7. Thread the needle (sucirandhrasana)
Stay on your back. Bend your knees as if you are setting up for bridge pose. Take your right ankle on top of your left knee. Either keep your left foot on the floor, or place a block under your left foot, or pull your left thigh into your chest holding onto the back of your left thigh with your hands. Press your right shin forward until you get a nice opening in your right hip. If your chin is pointing up to the sky, or there is any discomfort in your neck, place a block or blanket under your head. Hold here for 5 breaths and then changes to the opposite side.

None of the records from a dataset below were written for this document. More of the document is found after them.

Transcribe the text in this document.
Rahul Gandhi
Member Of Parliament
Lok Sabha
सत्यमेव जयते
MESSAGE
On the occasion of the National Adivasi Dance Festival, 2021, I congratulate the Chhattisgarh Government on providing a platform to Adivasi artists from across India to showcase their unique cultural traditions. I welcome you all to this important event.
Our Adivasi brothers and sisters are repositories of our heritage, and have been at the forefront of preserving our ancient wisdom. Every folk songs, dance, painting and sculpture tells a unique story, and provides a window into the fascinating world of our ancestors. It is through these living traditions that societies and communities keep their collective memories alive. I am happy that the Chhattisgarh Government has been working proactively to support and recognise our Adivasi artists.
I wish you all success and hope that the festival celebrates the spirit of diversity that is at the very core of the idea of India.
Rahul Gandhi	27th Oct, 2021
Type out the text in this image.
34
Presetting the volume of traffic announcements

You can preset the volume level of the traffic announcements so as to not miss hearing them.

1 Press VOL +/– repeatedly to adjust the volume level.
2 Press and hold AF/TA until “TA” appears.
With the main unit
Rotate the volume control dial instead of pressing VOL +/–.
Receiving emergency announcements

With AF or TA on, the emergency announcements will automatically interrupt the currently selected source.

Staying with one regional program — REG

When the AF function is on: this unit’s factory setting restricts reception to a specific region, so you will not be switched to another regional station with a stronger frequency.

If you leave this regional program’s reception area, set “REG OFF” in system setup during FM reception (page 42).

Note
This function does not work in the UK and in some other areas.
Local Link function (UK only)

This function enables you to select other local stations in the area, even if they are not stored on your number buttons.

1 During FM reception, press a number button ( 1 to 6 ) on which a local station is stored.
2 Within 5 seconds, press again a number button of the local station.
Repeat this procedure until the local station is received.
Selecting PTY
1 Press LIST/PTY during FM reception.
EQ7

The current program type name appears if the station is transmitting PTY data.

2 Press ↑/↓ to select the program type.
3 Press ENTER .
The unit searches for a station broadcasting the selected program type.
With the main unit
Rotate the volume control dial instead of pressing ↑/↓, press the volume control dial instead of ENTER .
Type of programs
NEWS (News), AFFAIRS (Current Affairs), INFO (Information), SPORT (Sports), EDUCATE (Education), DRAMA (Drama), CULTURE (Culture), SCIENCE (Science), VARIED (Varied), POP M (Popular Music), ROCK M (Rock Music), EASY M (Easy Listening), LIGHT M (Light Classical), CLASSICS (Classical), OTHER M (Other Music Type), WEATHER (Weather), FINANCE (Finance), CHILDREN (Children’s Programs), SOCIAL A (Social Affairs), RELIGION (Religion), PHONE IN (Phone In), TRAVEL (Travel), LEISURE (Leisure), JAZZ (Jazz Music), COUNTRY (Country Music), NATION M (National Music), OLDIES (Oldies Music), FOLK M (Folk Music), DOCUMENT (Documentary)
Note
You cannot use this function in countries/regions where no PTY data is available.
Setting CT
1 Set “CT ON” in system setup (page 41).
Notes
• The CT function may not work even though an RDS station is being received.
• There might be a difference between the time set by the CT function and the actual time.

8. Reclined bound angle pose (supta buddha konasana)
Stay on your back. Bend your knees, step your feet in so they touch and butterfly your knees away from one another. You can keep your arms to your side or place your right hand to your heart, left hand below your belly button. Take slow deep breaths toward the pit of your belly and relax your pelvic muscles. For deeper, passive relaxation, place two blocks or blankets under your outer thighs. Hold here for 1-5 minutes, then extend your legs coming out of savasana.